E2 202, Fall 2020

Random Processes


Lectures


Homework


Discussions on Saturday 12:00 noon - 01:00 pm after Quiz/Exams.

Tutorials


Tests


  • 17 Oct 2020: Quiz-01
  • 31 Oct 2020: Quiz-02
  • 14 Nov 2020: Mid-term-01 (11:30 am - 01:30 pm)
  • 28 Nov 2020: Quiz-03
  • 12 Dec 2020: Quiz-04
  • 26 Dec 2020: Mid-term-02 (11:30am - 01:30 pm)
  • 09 Jan 2020: Quiz-05
  • 09 Dec 2020: Final (Hours: 09:00 am - 12:00 noon)

Grading Policy


Mid Term 1: 20 Mid Term 2: 20 Quizzes: 30 Final: 30 Class Participation: 10

Quiz Total = max(Quiz 1, Quiz 2) + max(Quiz 3, Quiz 4) + Quiz 5 Class participation is based on attendance and class interaction in lectures, tutorials, and homework discussions.

Course Syllabus


  • Probability Theory:
    • axioms, continuity of probability, independence, conditional probability.
  • Random variables:
    • distribution, transformation, expectation, moment generating function, characteristic function
  • Random vectors:
    • joint distribution, conditional distribution, expectation, Gaussian random vectors.
  • Convergence of random sequences:
    • Borel-Cantelli Lemma, laws of large numbers, central limit theorem, Chernoff bound.
  • Discrete time random processes:
    • ergodicity, strong ergodic theorem, definition, stationarity, correlation functions in linear systems, power spectral density.
  • Structured random processes:
    • Bernoulli processes, independent increment processes, discrete time Markov chains, recurrence analysis, Foster’s theorem, reversible Markov chains, the Poisson process.

Course Description


Basic mathematical modeling is at the heart of engineering. In both electrical and computer engineering, uncertainty can be modeled by appropriate probabilistic objects. This foundational course will introduce students to basics of probability theory, random variables, and random sequences.

Teams Information


We will use Microsoft Teams for all the course related communication.
Please do not send any email regarding the course.
Students can signup for Microsoft Teams Random-Processes-2020 using their iisc.ac.in email.
To join the right team, please use the code o3e13ho.
To be on the course team, you have to be formally registered for the course.
If you registered recently and wish to join the course team, please send a direct message on the Teams.

Instructor


Parimal Parag
Office: EC 2.17
Hours: By appointment.

Time and Location


Classroom: Auditorium 1, MP 20, ECE MP Building.
Hours: MW 09:30am - 11:00am.
Tutorial: F 09:30 am - 11:00 am.
Quizzes: Sat 11:00 am - 12:00 noon.
Mid-terms: Sat 11:30 am - 01:30 pm.

Teaching Assistants


Rooji Jinan
Hours: By appointment.

V. Aravind Rameshwar
Hours: By appointment.

Krishna Chaythanya KV
Hours: By appointment.

Saraswathy Ramanathan
Hours: By appointment.

Hari Govid Shrawgi
Hours: By appointment.

Textbooks


Probability and Random Processes, Geoffrey Grimmett and David Stirzaker, 3rd edition, 2001.

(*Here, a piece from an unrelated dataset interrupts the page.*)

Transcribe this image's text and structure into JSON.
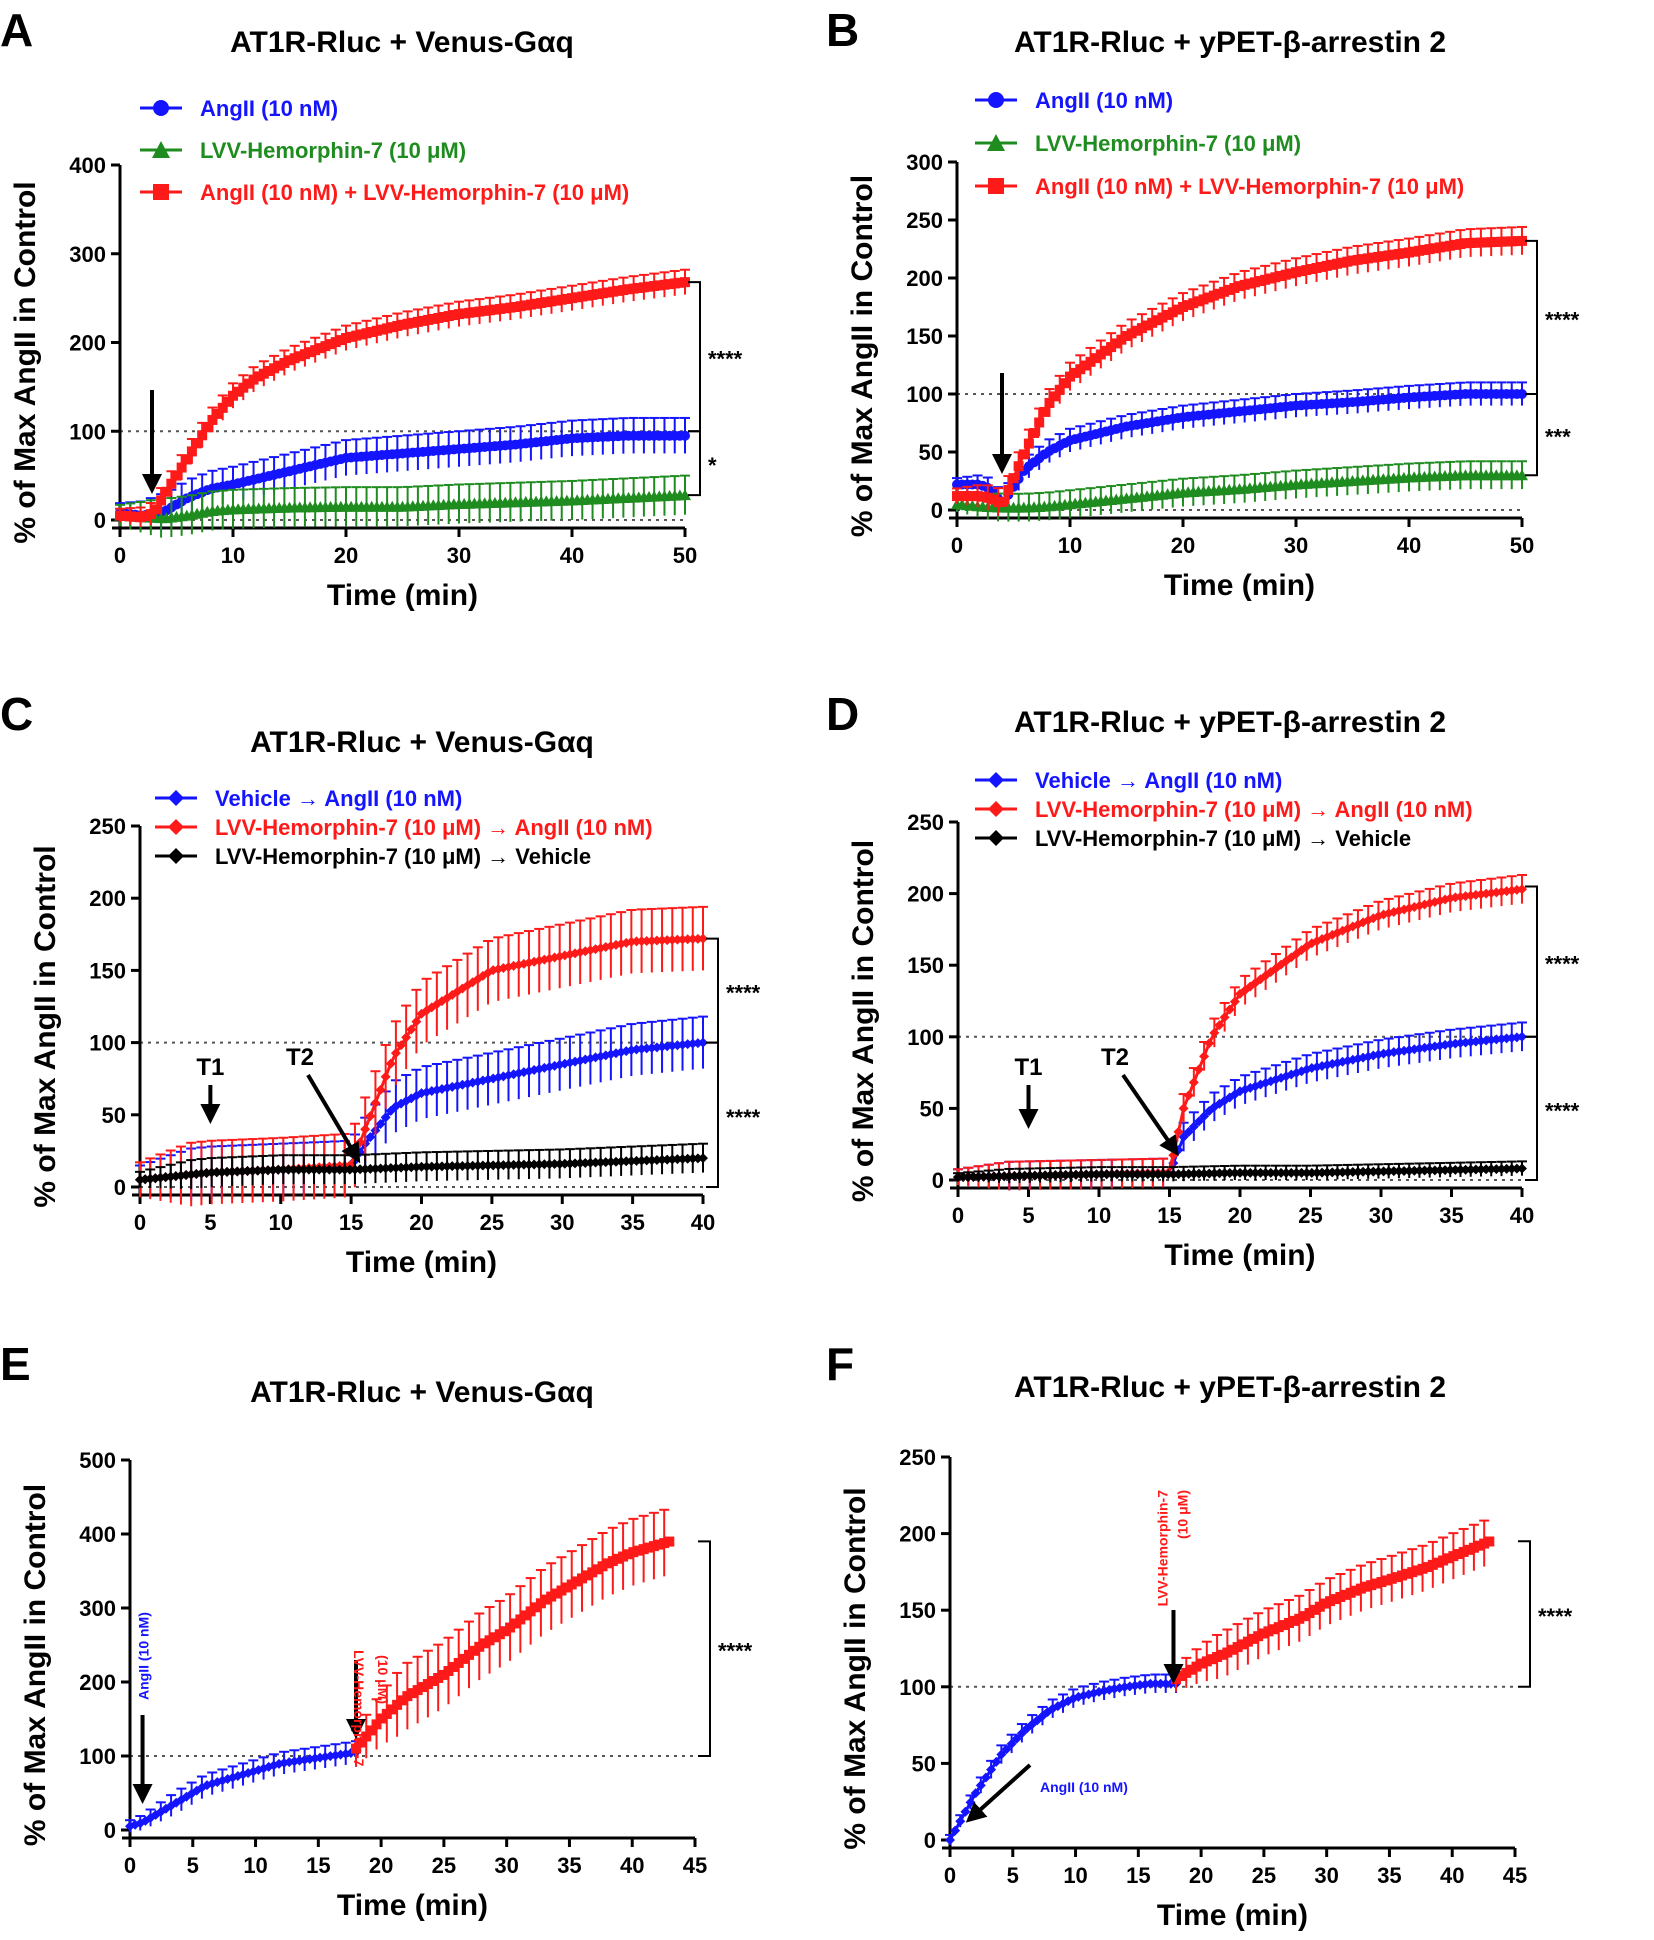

Probability and Random Processes: With Applications to Signal Processing and Communications, Scott L. Miller and Donald G. Childers, 2nd Edition, 2012.

Random Processes for Engineers, Bruce Hajek, 2014.

Introduction to Probability, Dimitri P. Bertsekas and John N. Tsitsiklis, 2nd edition, 2008.

Discrete Event Stochastic Processes, Anurag Kumar.